Contrary to speculations that China and Russia intend to create a “NATO-like organization”, the SCO has held high the “Shanghai Spirit” of mutual trust, reciprocity, equality, consultation, respect for diverse societies and common development.
Through their practical cooperation in ever-increasing fields, the SCO members have been catalyzing regional economic development, and, more importantly, responding to the challenges that threaten regional peace and stability.
What was originally a simple mechanism aimed at building trust along border areas and taking forward the disarmament process has, over the years, become an influential bloc with six full members and 12 observer states and dialogue partners. Driving its two wheels of security and economic cooperation in a steady pace, the SCO is indeed injecting positive energy into the region.
In Bishkek, Premier Li put forward a six-point proposal, urging all SCO member states to adhere to a common, comprehensive, cooperative and sustainable security concept, through such measures as increasing information exchanges and deepening cooperation in law enforcement so as to ensure the safety of their peoples, institutions and enterprises.
The proposal reflects China’s continuous efforts to build a new security concept that takes into consideration the changing realities of the world’s political, economic and security landscapes.
The world is moving toward democratization of international relations and away from power politics. The global economic recovery is dragging its feet, and the international community has to grapple with rampant terrorism in the Middle East and the spread of extremist ideology across the globe.
For leaders of the SCO, they need to take all this into consideration and come up with practical ways of promoting regional peace and development. This is no easy task considering that the SCO member states are at different stages of development and have different cultural and social backgrounds.
But what has been achieved in the past 15 years has gone beyond people’s expectations and is enough to dispel unnecessary speculation over China’s or Russia’s hidden agenda of expanding their own sphere of influence through the SCO.
The agenda of the SCO has always been for the well-being of the people — to give them a better and more secure life. The bloc, together with its observer states and dialogue partners, boasts one-third of the world’s total GDP volume and almost half of the world’s population.
Over the years, through measures such as joint military exercises and joint law enforcement in border areas, the bloc has effectively kept the three evil forces of terrorism, separatism and extremism at bay. The member states have also designed various schemes to alleviate poverty, create jobs, conduct people-to-people exchanges and improve infrastructure construction.
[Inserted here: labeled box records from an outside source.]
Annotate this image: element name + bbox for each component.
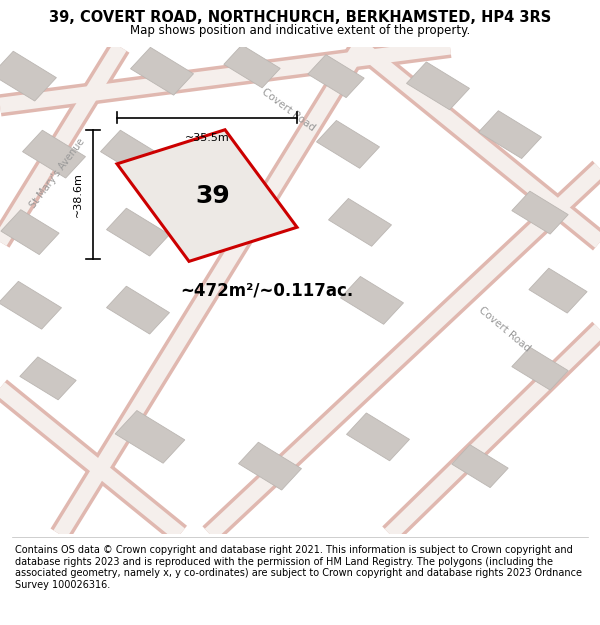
Polygon shape <box>0 51 56 101</box>
Polygon shape <box>131 48 193 95</box>
Polygon shape <box>115 411 185 463</box>
Text: Covert Road: Covert Road <box>259 87 317 134</box>
Text: ~35.5m: ~35.5m <box>185 133 229 143</box>
Text: ~472m²/~0.117ac.: ~472m²/~0.117ac. <box>180 282 353 299</box>
Polygon shape <box>308 54 364 98</box>
Polygon shape <box>224 45 280 88</box>
Polygon shape <box>512 191 568 234</box>
Polygon shape <box>117 130 297 261</box>
Polygon shape <box>239 442 301 490</box>
Polygon shape <box>317 121 379 168</box>
Text: St Mary's Avenue: St Mary's Avenue <box>28 137 86 211</box>
Text: 39: 39 <box>196 184 230 208</box>
Polygon shape <box>101 130 163 178</box>
Polygon shape <box>329 199 391 246</box>
Polygon shape <box>407 62 469 110</box>
Text: Covert Road: Covert Road <box>476 305 532 354</box>
Polygon shape <box>452 444 508 488</box>
Polygon shape <box>20 357 76 400</box>
Polygon shape <box>107 208 169 256</box>
Text: Map shows position and indicative extent of the property.: Map shows position and indicative extent… <box>130 24 470 36</box>
Polygon shape <box>341 276 403 324</box>
Polygon shape <box>529 268 587 313</box>
Polygon shape <box>347 413 409 461</box>
Polygon shape <box>512 347 568 390</box>
Polygon shape <box>23 130 85 178</box>
Polygon shape <box>107 286 169 334</box>
Polygon shape <box>1 209 59 254</box>
Text: Contains OS data © Crown copyright and database right 2021. This information is : Contains OS data © Crown copyright and d… <box>15 545 582 590</box>
Text: ~38.6m: ~38.6m <box>73 172 83 217</box>
Text: 39, COVERT ROAD, NORTHCHURCH, BERKHAMSTED, HP4 3RS: 39, COVERT ROAD, NORTHCHURCH, BERKHAMSTE… <box>49 10 551 25</box>
Polygon shape <box>0 281 61 329</box>
Polygon shape <box>479 111 541 159</box>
SCO leaders fully understand the reasons behind the rising non-traditional challenges facing the region and the world, and the necessity to address both the symptoms and the root causes of terrorism and extremism.
Without the elimination of poverty and the outdated social and economic environment, the soil that breeds terrorism and extremism cannot be cleansed. This is something some Western countries, the United States in particular, have never bothered to ponder.
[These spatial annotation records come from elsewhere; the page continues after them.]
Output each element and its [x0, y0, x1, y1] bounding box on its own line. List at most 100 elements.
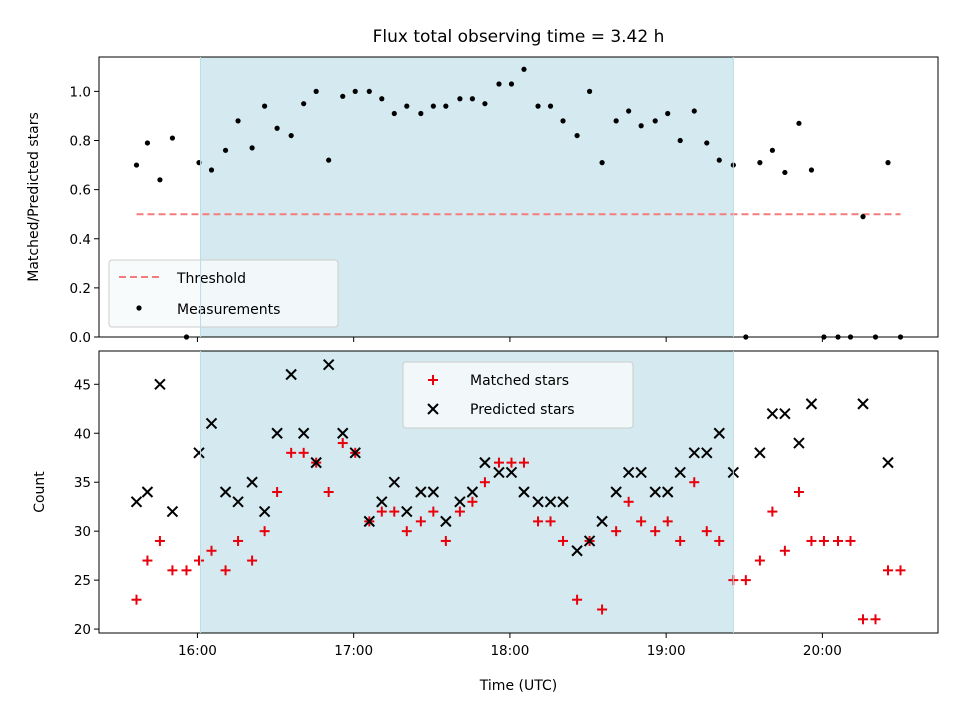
- measurement-point: [665, 110, 671, 117]
- matched-star-point: [833, 535, 844, 546]
- legend-matched-label: Matched stars: [470, 373, 569, 389]
- matched-star-point: [767, 506, 778, 517]
- matched-star-point: [506, 457, 517, 468]
- predicted-star-point: [662, 486, 674, 498]
- matched-star-point: [572, 594, 583, 605]
- predicted-star-point: [401, 505, 413, 518]
- measurement-point: [796, 120, 802, 126]
- matched-star-point: [701, 526, 712, 537]
- predicted-star-point: [205, 417, 218, 430]
- measurement-point: [235, 118, 241, 124]
- count-x-tick-label: 19:00: [647, 643, 686, 659]
- measurement-point: [249, 145, 255, 151]
- measurement-point: [521, 66, 527, 72]
- measurement-point: [885, 160, 891, 166]
- measurement-point: [208, 167, 215, 173]
- ratio-y-tick-label: 0.6: [70, 183, 91, 199]
- predicted-star-point: [857, 398, 869, 410]
- measurement-point: [443, 103, 449, 109]
- predicted-star-point: [754, 447, 766, 459]
- predicted-star-point: [166, 505, 179, 518]
- measurement-point: [586, 88, 593, 94]
- count-legend-box: [402, 361, 634, 429]
- predicted-star-point: [610, 486, 622, 498]
- measurement-point: [352, 88, 358, 94]
- matched-star-point: [858, 614, 869, 625]
- ratio-y-tick-label: 1.0: [70, 84, 91, 100]
- matched-star-point: [272, 487, 283, 497]
- count-x-tick-label: 20:00: [803, 643, 842, 659]
- matched-star-point: [206, 545, 217, 556]
- predicted-star-point: [154, 378, 166, 390]
- matched-star-point: [740, 575, 751, 586]
- predicted-star-point: [415, 486, 427, 498]
- predicted-star-point: [427, 486, 440, 498]
- measurement-point: [677, 137, 683, 144]
- matched-star-point: [883, 565, 894, 576]
- matched-star-point: [298, 447, 309, 458]
- matched-star-point: [558, 535, 569, 546]
- measurement-point: [860, 214, 866, 220]
- predicted-star-point: [337, 427, 349, 439]
- matched-star-point: [818, 535, 829, 546]
- chart-title: Flux total observing time = 3.42 h: [373, 27, 665, 47]
- matched-star-point: [845, 535, 856, 546]
- predicted-star-point: [322, 359, 335, 371]
- measurement-point: [404, 103, 410, 109]
- matched-star-point: [415, 516, 426, 527]
- measurement-point: [716, 157, 722, 163]
- predicted-star-point: [571, 545, 583, 557]
- x-axis-label: Time (UTC): [479, 678, 557, 694]
- predicted-star-point: [596, 515, 608, 528]
- predicted-star-point: [674, 466, 686, 479]
- matched-star-point: [467, 496, 478, 507]
- measurement-point: [691, 108, 697, 114]
- predicted-star-point: [505, 466, 518, 479]
- legend-plus-mark: [428, 375, 438, 385]
- matched-star-point: [689, 477, 700, 488]
- ratio-y-tick-label: 0.2: [70, 281, 91, 297]
- measurement-point: [560, 118, 566, 124]
- predicted-star-point: [466, 486, 479, 498]
- measurement-point: [757, 160, 763, 166]
- measurement-point: [222, 147, 229, 153]
- measurement-point: [626, 108, 632, 114]
- matched-star-point: [286, 447, 297, 458]
- matched-star-point: [597, 604, 608, 615]
- predicted-star-point: [271, 427, 283, 439]
- count-y-tick-label: 20: [74, 622, 91, 638]
- matched-star-point: [754, 555, 765, 566]
- matched-star-point: [401, 526, 412, 537]
- measurement-point: [133, 162, 140, 168]
- measurement-point: [535, 103, 541, 109]
- predicted-star-point: [219, 486, 232, 498]
- ratio-legend-box: [108, 259, 339, 328]
- measurement-point: [508, 81, 515, 87]
- matched-star-point: [611, 526, 622, 537]
- ratio-y-tick-label: 0.8: [70, 134, 91, 150]
- ratio-y-axis-label: Matched/Predicted stars: [26, 112, 42, 282]
- predicted-star-point: [349, 447, 361, 459]
- count-x-tick-label: 16:00: [178, 643, 217, 659]
- predicted-star-point: [440, 515, 452, 528]
- measurement-point: [313, 88, 319, 94]
- measurement-point: [157, 177, 163, 183]
- matched-star-point: [793, 487, 804, 497]
- count-y-tick-label: 35: [74, 475, 91, 491]
- measurement-point: [704, 140, 710, 146]
- predicted-star-point: [622, 466, 635, 479]
- predicted-star-point: [388, 476, 400, 488]
- predicted-star-point: [493, 466, 505, 479]
- predicted-star-point: [882, 456, 894, 469]
- measurement-point: [782, 169, 788, 176]
- measurement-point: [288, 132, 294, 139]
- predicted-star-point: [193, 447, 205, 459]
- measurement-point: [638, 123, 644, 129]
- predicted-star-point: [297, 427, 310, 439]
- count-legend: Matched stars Predicted stars: [402, 361, 634, 429]
- predicted-star-point: [518, 486, 530, 498]
- matched-star-point: [233, 535, 244, 546]
- predicted-star-point: [805, 398, 818, 410]
- measurement-point: [769, 147, 775, 153]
The US-led “war on terror” in the Middle East, Afghanistan and Pakistan has only focused on eliminating terrorists without paying attention to the causes that lead to the spread of extremist ideology.
In this context, the SCO has set a good example in regional governance: It is stepping up security cooperation without interfering in countries’ internal affairs and conjoining their national development plans to rejuvenate the economy. This explains why the SCO is attracting more countries in the region to become its members.